John*, who had just returned to Burma following a more than two-decade exile, was excited. When we arrived at the stilted teak pier and shack that constituted the restaurant, I realized there was an air about him – one that hadn’t been there earlier in the day – of just barely suppressed intensity, like a person who had recently eaten a chili pepper. Time, I had discovered during the previous two weeks, was an extraordinarily flexible concept in Burma, yet he had arrived at my guesthouse precisely at 7 p.m. as we had discussed, wearing ironed blue jeans and a white blazer. I wondered if he thought we were on a date.
Earlier as we exited the gate from Nyaung Shwe, a substantial fishing village southeast of Mandalay, he drove clumsily and pointed to an unimpressive pagoda. “That’s where they changed my life,” he had said. Twenty-four years earlier, he had been the leader of the uprising that both brought Aung San Suu Kyi forth as a national icon and led to the public slaughtering of thousands of Burmese civilians.
I’d spent the afternoon watching him do business. He plucked me from a wrongheaded walk through the countryside outside of Nyaung Shwe and spoke to me in an English that, though fluent, was spiced with isms I didn’t recognize. He said things like, “up the spout” and “no good, lah?”
Having been on bicycle, he disembarked so that we could talk and, wheeling it between us, led the way to a small village.
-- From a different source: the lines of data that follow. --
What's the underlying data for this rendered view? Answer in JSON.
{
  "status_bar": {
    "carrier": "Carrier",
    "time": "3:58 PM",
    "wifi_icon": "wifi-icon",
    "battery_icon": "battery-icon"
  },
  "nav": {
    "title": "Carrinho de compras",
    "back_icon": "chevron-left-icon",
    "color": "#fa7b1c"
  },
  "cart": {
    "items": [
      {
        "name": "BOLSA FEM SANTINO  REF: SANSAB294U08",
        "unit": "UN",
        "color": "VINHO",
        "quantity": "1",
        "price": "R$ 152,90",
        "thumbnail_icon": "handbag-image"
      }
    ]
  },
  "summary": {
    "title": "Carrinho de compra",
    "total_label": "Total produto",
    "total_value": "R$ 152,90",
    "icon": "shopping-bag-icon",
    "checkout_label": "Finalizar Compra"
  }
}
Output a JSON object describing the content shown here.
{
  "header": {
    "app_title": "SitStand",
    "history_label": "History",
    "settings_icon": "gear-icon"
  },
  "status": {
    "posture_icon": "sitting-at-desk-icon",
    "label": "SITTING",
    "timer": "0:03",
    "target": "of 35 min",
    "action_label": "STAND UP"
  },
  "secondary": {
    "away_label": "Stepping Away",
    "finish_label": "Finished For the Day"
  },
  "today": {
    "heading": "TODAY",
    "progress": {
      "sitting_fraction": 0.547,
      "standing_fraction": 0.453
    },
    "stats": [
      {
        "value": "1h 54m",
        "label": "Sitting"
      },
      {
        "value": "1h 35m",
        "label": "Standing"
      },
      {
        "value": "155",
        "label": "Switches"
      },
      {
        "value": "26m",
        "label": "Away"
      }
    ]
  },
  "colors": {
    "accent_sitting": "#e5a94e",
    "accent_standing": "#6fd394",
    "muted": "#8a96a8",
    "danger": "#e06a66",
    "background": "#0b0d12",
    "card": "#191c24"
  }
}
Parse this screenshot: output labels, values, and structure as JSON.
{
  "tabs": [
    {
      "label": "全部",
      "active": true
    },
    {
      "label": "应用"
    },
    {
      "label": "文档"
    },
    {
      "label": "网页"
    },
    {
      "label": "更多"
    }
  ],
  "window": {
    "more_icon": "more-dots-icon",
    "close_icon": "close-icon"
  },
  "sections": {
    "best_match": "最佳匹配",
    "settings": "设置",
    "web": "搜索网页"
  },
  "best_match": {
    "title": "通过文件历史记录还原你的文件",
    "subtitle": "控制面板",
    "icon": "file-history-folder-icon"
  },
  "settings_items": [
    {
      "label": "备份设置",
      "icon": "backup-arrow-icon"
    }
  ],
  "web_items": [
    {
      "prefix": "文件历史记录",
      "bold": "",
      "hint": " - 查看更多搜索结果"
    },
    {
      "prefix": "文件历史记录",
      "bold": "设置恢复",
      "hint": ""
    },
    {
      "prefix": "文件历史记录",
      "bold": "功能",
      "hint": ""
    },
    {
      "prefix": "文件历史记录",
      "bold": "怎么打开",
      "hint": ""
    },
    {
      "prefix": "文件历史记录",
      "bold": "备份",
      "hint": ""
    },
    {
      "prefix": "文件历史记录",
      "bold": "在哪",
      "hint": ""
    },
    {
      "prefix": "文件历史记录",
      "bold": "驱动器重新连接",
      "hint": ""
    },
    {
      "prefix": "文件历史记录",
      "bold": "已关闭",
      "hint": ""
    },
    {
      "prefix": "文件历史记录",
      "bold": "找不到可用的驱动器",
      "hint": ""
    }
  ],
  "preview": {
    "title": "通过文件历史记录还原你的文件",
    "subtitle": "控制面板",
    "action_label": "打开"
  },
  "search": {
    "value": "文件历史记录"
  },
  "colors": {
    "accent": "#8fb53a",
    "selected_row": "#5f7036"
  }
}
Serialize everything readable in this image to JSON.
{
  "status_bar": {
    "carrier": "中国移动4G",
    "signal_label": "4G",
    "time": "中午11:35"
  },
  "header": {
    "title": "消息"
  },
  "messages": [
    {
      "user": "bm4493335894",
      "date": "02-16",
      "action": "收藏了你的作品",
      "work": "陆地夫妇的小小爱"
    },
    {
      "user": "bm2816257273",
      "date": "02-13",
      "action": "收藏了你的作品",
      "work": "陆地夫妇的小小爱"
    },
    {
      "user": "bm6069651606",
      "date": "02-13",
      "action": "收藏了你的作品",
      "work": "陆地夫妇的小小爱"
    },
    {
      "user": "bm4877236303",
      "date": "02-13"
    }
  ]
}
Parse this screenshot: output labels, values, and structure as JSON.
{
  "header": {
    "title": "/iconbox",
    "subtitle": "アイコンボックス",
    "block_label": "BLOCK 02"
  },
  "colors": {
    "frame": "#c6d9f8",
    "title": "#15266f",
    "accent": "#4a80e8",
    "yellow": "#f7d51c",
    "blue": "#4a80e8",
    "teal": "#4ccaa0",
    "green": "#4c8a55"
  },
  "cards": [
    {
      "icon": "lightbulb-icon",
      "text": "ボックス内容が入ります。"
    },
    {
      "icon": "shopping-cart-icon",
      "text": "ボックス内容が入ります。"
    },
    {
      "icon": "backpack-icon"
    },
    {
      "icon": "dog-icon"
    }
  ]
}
He was more carefully groomed than most Burmese I had encountered: His teeth were white and straight and his clothes were western, a polo shirt tucked into belted cargo shorts. He spoke of visiting Malaysia, Singapore, and Japan, even the States.
His frankness was unusual. In my experience, most Burmese were reserved around foreigners, while John freely offered up the fact that he was in the country “unofficially,” that he thought the recent change in government had a 50/50 shot at working, that it was all dependent on which of Burma’s current leaders lived and which died.
The business of the day, as it turned out, was something John called cut rice. A mixture of two kinds that are soaked, ground, cut into strips, dried and fried. John was in the village to negotiate a deal to buy wholesale and secure the exclusive rights to sell bags of these things one town over. He insisted that I sit on a log and drink tea while he made his case to the shirtless proprietor. The business meeting involved all present, including the 7-year-old kid who had showed us the way to the correct hut after demanding both money and candy and me (on my log), munching on cut rice and sitting in a semi-circle in a field around the proprietor’s sizable wife, who was actively frying in an enormous wok over an open flame. Cut rice had been this family’s business for three generations and I left clutching an enormous bag of it, a gift.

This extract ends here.